Edited by Matilde Casaglia, Art Editor – email@example.com
Photos by Jessie Thatcher thatcherjessie.tumblr.com
Jessie Thatcher is a photographer with a passion for abstraction and complexity. Her artworks are the result of a compounded deconstruction which aims at a re-photography that creates movements and possibilities. The artist studied in California (Sierra College, UC Berkeley and Mills College), where she still lives.
Viewing the images of the Close Series invites and fascinates depicting and guessing what it is. The artist explains: “As a viewer, I want to struggle at what I am seeing. ” Her work is not focused on minimalism, she struggles to recreate a mixture of photography and abstract art in order to stress a minimal-perfectionist quality.

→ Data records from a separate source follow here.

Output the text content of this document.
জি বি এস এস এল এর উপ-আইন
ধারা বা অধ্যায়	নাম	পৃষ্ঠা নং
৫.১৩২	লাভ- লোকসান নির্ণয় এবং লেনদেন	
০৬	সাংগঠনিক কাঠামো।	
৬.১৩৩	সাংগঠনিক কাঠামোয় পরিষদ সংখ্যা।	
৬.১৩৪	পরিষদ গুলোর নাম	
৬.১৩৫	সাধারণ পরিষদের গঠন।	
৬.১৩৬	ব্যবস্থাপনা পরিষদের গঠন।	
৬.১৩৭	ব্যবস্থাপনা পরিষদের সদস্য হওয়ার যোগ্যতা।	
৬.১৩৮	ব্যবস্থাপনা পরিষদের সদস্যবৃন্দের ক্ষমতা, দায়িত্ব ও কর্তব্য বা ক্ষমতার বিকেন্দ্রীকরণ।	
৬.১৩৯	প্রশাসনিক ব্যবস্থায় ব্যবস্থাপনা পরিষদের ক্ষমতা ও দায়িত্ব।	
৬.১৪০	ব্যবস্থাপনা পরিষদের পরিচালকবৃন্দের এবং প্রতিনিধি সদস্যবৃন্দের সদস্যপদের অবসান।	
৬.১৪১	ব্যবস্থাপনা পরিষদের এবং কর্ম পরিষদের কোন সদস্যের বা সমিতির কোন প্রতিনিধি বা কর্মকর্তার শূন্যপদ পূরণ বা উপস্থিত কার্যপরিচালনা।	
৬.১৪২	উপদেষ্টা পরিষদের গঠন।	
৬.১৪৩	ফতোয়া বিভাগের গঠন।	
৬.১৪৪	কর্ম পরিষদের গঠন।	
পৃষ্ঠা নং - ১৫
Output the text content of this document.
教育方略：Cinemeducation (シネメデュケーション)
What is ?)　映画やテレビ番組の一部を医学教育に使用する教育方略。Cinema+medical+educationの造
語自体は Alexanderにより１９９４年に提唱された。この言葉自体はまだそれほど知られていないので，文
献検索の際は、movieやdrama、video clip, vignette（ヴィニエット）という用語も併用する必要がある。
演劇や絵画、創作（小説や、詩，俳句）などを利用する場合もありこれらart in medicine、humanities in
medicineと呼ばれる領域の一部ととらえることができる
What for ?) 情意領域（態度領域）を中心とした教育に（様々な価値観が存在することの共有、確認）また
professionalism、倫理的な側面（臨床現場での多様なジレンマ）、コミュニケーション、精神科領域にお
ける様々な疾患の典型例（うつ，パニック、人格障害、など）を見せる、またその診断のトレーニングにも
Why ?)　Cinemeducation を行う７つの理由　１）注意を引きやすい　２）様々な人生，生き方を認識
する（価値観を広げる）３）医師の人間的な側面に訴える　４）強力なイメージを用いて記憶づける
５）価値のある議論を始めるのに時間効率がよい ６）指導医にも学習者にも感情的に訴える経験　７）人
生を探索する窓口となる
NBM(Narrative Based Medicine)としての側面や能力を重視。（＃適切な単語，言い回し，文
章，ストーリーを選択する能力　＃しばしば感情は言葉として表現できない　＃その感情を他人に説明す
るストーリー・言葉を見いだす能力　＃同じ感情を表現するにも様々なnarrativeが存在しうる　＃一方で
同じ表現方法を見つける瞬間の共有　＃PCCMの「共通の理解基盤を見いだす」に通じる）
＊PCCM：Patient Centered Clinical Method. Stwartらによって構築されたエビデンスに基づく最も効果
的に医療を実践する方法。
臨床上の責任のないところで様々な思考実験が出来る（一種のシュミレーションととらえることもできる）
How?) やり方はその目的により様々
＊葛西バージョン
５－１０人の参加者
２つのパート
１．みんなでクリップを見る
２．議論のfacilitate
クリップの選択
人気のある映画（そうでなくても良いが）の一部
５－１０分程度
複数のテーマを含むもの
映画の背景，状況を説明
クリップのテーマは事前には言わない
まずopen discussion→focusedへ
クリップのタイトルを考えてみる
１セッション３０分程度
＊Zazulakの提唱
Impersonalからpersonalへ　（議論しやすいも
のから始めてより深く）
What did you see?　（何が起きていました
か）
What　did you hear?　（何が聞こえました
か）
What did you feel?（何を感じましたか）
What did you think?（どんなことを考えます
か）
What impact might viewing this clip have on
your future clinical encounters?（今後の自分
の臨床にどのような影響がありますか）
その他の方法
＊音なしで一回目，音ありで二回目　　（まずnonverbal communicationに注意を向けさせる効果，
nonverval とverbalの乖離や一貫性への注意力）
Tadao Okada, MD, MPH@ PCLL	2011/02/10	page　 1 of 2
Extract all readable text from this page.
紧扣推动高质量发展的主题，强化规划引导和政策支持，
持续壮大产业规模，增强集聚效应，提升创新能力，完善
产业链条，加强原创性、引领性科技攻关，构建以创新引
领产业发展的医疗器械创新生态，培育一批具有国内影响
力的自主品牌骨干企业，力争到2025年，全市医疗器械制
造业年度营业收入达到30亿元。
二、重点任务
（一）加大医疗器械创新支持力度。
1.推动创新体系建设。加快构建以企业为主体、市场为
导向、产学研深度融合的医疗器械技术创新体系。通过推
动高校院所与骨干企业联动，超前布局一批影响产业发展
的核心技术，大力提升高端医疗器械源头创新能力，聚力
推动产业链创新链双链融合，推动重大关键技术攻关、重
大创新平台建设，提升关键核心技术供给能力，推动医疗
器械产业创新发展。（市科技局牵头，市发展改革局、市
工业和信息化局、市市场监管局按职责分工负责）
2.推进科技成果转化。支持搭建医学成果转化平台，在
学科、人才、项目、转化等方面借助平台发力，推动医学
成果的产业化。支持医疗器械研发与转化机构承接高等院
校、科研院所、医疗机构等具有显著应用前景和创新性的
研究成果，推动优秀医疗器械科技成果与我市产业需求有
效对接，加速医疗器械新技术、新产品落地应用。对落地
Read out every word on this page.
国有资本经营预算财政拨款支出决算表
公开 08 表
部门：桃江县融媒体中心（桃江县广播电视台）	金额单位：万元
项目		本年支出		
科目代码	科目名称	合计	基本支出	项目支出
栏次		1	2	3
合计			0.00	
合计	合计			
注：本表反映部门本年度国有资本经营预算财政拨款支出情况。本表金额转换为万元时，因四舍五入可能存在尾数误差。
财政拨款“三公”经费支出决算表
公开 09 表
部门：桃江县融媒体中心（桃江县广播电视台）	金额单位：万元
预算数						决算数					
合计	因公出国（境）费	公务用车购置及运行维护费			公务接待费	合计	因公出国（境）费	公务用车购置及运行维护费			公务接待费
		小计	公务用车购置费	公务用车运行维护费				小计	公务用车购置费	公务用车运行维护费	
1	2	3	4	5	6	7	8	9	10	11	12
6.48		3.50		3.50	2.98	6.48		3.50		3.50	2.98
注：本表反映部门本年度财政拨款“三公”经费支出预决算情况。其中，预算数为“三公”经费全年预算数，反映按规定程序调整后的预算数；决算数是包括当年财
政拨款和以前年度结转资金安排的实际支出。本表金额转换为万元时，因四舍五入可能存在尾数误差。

All of the images differ slightly in tone, as a result of the elaborate process which is intended to achieve complexity. Jessie Thatcher uses a particular technique to produce her artworks: scan, print, grid, dissect, arrange, scan, dissect, photograph, print. “In this process, I don’t color correct and I allow the camera to pick up whatever discoloration occurs at the time; there is a great level of chance at play.” The artist leaves the control to the discoloration, until when she has to arrange the imagery. At this point she has to put her hands on it. But she is not looking for corrections. “My photographic work is kind of a revolt against the traditional approaches to photography. This series is similar in response to the post-modernists in the 80’s about what is original? In this series, I wanted to achieve a complexity at viewing an image and reproducing an image and allowing whatever imperfections take place during this process.”
The artist wants to make the viewers integrate and blend the role of memory in their daily intake imagery. She is asking us to look at an image in more complex terms.